北方4島の総面積は千葉県と同じで、人口は約1万7000人。その大半がロシア人だ。ロシアは北方4島を領土とみなして実効支配している。歯舞群島に国境警備隊を駐留させ、国後、択捉両島には駐留兵士約3500人を配置、地対艦ミサイルも配備している。

ロシアにとって北方4島はアメリカを警戒するための重要な軍事拠点なのである。民間人も多く、ロシア政府は道路や港湾、住宅などのインフラの整備に巨額の資金を投じている。

しかし日本にとって北方4島は、固有の領土だ。「終戦直後にロシアに不法占拠された」という歴史的事実を忘れてはならない。北方4島を日本に戻すためには、外交上の戦略を着実に実行でき、しかも機転の利く首相がいなければならない。相手はプーチン氏だ。安倍首相で大丈夫なのか。不安は尽きない。

プーチン氏も必死の思いで国益獲得を目指す

日本とロシアにとって北方領土問題と平和条約締結は、戦後70年余り解決できないまま積み残された大きな課題だ。11月14日のシンガポールでの会談はその課題解決に向けて一歩前進した。その点を捉え、「安倍首相はプーチン大統領との間で日露平和条約を締結することに並々ならぬ関心を持ってきた。それが実を結んだ」と高く評価する外交専門家もいる。

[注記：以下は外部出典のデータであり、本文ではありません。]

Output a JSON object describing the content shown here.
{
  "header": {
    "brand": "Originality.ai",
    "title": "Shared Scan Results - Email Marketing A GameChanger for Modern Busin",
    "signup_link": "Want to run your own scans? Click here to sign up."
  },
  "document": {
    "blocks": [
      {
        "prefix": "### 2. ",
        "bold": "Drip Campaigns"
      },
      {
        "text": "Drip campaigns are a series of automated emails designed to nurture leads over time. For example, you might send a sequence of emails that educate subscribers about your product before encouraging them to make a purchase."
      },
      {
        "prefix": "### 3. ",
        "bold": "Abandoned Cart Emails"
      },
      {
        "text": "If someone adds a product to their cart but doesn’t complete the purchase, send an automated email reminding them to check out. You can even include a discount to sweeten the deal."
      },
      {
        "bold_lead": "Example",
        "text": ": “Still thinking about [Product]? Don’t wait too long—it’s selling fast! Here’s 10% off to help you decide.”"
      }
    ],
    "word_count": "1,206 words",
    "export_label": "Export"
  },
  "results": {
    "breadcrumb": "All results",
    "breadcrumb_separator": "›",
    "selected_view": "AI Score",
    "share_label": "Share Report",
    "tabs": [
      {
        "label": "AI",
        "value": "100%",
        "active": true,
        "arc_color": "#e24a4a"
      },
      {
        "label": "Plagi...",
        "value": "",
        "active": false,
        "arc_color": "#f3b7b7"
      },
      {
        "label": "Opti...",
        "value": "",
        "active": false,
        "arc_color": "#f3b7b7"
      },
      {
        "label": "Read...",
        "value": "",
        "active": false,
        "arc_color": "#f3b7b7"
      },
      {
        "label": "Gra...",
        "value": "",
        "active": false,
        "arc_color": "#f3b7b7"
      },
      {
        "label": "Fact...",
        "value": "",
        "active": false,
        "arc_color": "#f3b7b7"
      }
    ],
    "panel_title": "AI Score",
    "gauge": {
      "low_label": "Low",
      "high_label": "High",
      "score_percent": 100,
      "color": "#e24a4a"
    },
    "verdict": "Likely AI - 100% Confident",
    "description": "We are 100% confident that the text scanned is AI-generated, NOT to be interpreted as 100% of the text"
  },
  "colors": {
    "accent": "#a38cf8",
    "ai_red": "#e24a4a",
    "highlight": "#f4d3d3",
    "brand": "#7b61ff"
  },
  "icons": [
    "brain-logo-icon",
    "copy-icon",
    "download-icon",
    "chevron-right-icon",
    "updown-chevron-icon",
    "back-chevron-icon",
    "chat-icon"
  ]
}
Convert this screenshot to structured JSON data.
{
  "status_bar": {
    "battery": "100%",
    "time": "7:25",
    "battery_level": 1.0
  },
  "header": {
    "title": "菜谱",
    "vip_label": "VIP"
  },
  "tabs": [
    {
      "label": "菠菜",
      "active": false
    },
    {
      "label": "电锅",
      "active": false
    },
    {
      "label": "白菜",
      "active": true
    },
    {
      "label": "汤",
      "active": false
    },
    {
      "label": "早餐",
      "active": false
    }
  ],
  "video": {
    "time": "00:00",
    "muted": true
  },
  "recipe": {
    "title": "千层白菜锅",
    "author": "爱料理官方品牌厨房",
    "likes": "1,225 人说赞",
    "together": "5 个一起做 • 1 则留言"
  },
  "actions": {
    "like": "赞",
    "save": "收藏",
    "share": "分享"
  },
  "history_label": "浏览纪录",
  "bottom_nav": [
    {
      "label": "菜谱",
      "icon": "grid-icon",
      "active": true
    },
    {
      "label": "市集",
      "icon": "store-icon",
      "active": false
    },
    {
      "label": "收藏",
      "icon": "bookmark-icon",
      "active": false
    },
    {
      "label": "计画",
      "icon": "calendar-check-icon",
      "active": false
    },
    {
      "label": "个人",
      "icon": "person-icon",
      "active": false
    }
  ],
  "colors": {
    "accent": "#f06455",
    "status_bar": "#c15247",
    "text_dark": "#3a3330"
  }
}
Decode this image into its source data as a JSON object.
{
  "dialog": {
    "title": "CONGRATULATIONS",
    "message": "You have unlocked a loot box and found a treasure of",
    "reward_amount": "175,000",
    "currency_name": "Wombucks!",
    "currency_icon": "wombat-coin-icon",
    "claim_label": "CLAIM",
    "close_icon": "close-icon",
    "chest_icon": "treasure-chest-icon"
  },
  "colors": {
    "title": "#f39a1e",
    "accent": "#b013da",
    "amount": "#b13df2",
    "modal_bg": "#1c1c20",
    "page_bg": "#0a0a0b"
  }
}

だが、プーチン氏も必死の思いで国益獲得を目指すに違いない。プーチン政権は景気の低迷などで支持率が急落している。ここで日本との交渉で負けると、政権自体が崩壊しかねない。それにいま、米露関係はかなり悪化している。安全保障上、アメリカの同盟国である日本に対し、実効支配している島をそう簡単には引き渡さないはずだ。

安倍首相は14日の会談後、記者団に「戦後70年以上残されてきた課題を次の世代に先送りすることなく、私とプーチン大統領の手で必ずや終止符を打つという強い意志を大統領と完全に共有した」と語っていた。